Im Anschluss arbeitete er in einer deutschen Gurkenfabrik nahe der Grenze. Mit dem dort verdienten Geld bereiste er zwei Jahre lang den Nahen Osten. Zurück in den Niederlanden ließ er sich zum Versicherungskaufmann ausbilden. Er trat 1990 der rechtsliberalen Volkspartei VVD bei, 2004 kam dann der Bruch mit der Partei. Laut seinem Bruder Paul war Geert Wilders schon als Jugendlicher ein "fürchterlicher Plagegeist, egozentrisch und aggressiv".

"Mir gefällt seine Art überhaupt nicht", sagt heute auch die junge Mutter Hanneke Brands. Die Sonne hat mittlerweile immer mehr Touristen auf den Alten Markt in Venlo gelockt. Wen sie statt Wilders wählen will, weiß Hanneke Brands noch nicht genau. Vermutlich die VVD von Ministerpräsident Mark Rutte oder die stark linksgerichtete SP. Das politische Spektrum der beiden Parteien könnte in vielen Bereichen unterschiedlicher nicht sein, doch verträten beide gewisse Standpunkte, mit denen sie etwas anfangen könne, erklärt Hanneke Brands.

Viele Niederländer noch unentschlossen

Ihre Unentschlossenheit darüber, wen man wählen soll, teilen viele Niederländer. 70 Prozent der Stimmberechtigten wussten bis Anfang der Woche noch nicht, welcher Partei sie ihre Stimme geben wollen, ergab eine Untersuchung des Instituts I&O Research.

Einer ist sich dagegen sicher: Roland Peeters wird Grün-Links wählen.
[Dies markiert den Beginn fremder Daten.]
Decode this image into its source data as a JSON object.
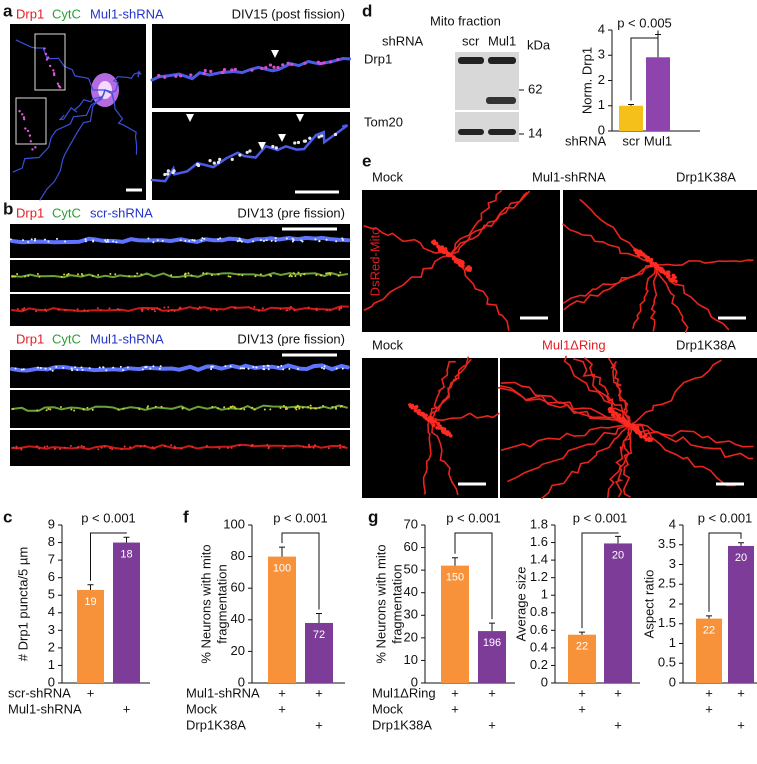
{
  "figure": {
    "a": {
      "letter": "a",
      "stains": [
        "Drp1",
        "CytC",
        "Mul1-shRNA"
      ],
      "stage": "DIV15 (post fission)"
    },
    "b": {
      "letter": "b",
      "groups": [
        {
          "stains": [
            "Drp1",
            "CytC",
            "scr-shRNA"
          ],
          "stage": "DIV13 (pre fission)"
        },
        {
          "stains": [
            "Drp1",
            "CytC",
            "Mul1-shRNA"
          ],
          "stage": "DIV13 (pre fission)"
        }
      ]
    },
    "c": {
      "letter": "c"
    },
    "d": {
      "letter": "d",
      "blot": {
        "title": "Mito fraction",
        "shrna_label": "shRNA",
        "lanes": [
          "scr",
          "Mul1"
        ],
        "unit": "kDa",
        "bands": [
          "Drp1",
          "Tom20"
        ],
        "markers": [
          62,
          14
        ]
      }
    },
    "e": {
      "letter": "e",
      "rows": [
        [
          "Mock",
          "Mul1-shRNA",
          "Drp1K38A"
        ],
        [
          "Mock",
          "Mul1ΔRing",
          "Drp1K38A"
        ]
      ],
      "reporter": "DsRed-Mito"
    },
    "f": {
      "letter": "f"
    },
    "g": {
      "letter": "g"
    }
  },
  "chart_data": [
    {
      "type": "bar",
      "ylabel": [
        "# Drp1 puncta/5 µm"
      ],
      "values": [
        5.3,
        8.0
      ],
      "errors": [
        0.3,
        0.3
      ],
      "n": [
        19,
        18
      ],
      "colors": [
        "#f7923a",
        "#7d3c98"
      ],
      "ylim": [
        0,
        9
      ],
      "yticks": [
        0,
        1,
        2,
        3,
        4,
        5,
        6,
        7,
        8,
        9
      ],
      "annotation": "p < 0.001",
      "row_labels": [
        "scr-shRNA",
        "Mul1-shRNA"
      ],
      "row_marks": [
        [
          "+",
          null
        ],
        [
          null,
          "+"
        ]
      ]
    },
    {
      "type": "bar",
      "ylabel": [
        "% Neurons with mito",
        "fragmentation"
      ],
      "values": [
        80,
        38
      ],
      "errors": [
        6,
        6
      ],
      "n": [
        100,
        72
      ],
      "colors": [
        "#f7923a",
        "#7d3c98"
      ],
      "ylim": [
        0,
        100
      ],
      "yticks": [
        0,
        20,
        40,
        60,
        80,
        100
      ],
      "annotation": "p < 0.001",
      "row_labels": [
        "Mul1-shRNA",
        "Mock",
        "Drp1K38A"
      ],
      "row_marks": [
        [
          "+",
          "+"
        ],
        [
          "+",
          null
        ],
        [
          null,
          "+"
        ]
      ]
    },
    {
      "type": "bar",
      "ylabel": [
        "% Neurons with mito",
        "fragmentation"
      ],
      "values": [
        52,
        23
      ],
      "errors": [
        3.5,
        3.5
      ],
      "n": [
        150,
        196
      ],
      "colors": [
        "#f7923a",
        "#7d3c98"
      ],
      "ylim": [
        0,
        70
      ],
      "yticks": [
        0,
        10,
        20,
        30,
        40,
        50,
        60,
        70
      ],
      "annotation": "p < 0.001",
      "row_labels": [
        "Mul1ΔRing",
        "Mock",
        "Drp1K38A"
      ],
      "row_marks": [
        [
          "+",
          "+"
        ],
        [
          "+",
          null
        ],
        [
          null,
          "+"
        ]
      ]
    },
    {
      "type": "bar",
      "ylabel": [
        "Average size"
      ],
      "values": [
        0.55,
        1.59
      ],
      "errors": [
        0.03,
        0.08
      ],
      "n": [
        22,
        20
      ],
      "colors": [
        "#f7923a",
        "#7d3c98"
      ],
      "ylim": [
        0,
        1.8
      ],
      "yticks": [
        0,
        0.2,
        0.4,
        0.6,
        0.8,
        1,
        1.2,
        1.4,
        1.6,
        1.8
      ],
      "annotation": "p < 0.001",
      "row_marks": [
        [
          "+",
          "+"
        ],
        [
          "+",
          null
        ],
        [
          null,
          "+"
        ]
      ]
    },
    {
      "type": "bar",
      "ylabel": [
        "Aspect ratio"
      ],
      "values": [
        1.63,
        3.47
      ],
      "errors": [
        0.07,
        0.08
      ],
      "n": [
        22,
        20
      ],
      "colors": [
        "#f7923a",
        "#7d3c98"
      ],
      "ylim": [
        0,
        4
      ],
      "yticks": [
        0,
        0.5,
        1,
        1.5,
        2,
        2.5,
        3,
        3.5,
        4
      ],
      "annotation": "p < 0.001",
      "row_marks": [
        [
          "+",
          "+"
        ],
        [
          "+",
          null
        ],
        [
          null,
          "+"
        ]
      ]
    },
    {
      "type": "bar",
      "ylabel": [
        "Norm. Drp1"
      ],
      "xlabel": "shRNA",
      "categories": [
        "scr",
        "Mul1"
      ],
      "values": [
        1.0,
        2.92
      ],
      "errors": [
        0.05,
        0.9
      ],
      "colors": [
        "#f5c01a",
        "#8e44ad"
      ],
      "ylim": [
        0,
        4
      ],
      "yticks": [
        0,
        1,
        2,
        3,
        4
      ],
      "annotation": "p < 0.005"
    }
  ]
}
Der Fokus der Partei auf die Umwelt spricht ihn an. "Ich finde es wichtig, dass wir die Welt in einem guten Zustand an unsere Kinder weitergeben." Das Zusammenleben spielt für Roland Peeters eine wichtige Rolle, gerade in Zeiten wie diesen. Geert Wilders trage mit seinem Populismus und seiner Polarisierung nicht dazu bei. "Er entzweit die Menschen", dabei sei genau das Gegenteil erstrebenswert.

Wer am Mittwochabend in den Niederlanden zur stärksten Kraft gewählt wird, ist noch nicht abzusehen. Nach der neuesten Prognose von I&O Research wäre die VVD in der stark zersplitterten Parteienlandschaft mit 18 Prozent klarer Wahlsieger, dahinter kämen D66 und Grün-Links (beide rund 13 Prozent). Die PVV stünde bei gut zehn Prozent. Am Montag lagen VVD und PVV in einer anderen Umfrage noch gleichauf bei 16 Prozent. Die Wahllokale schließen um 21 Uhr.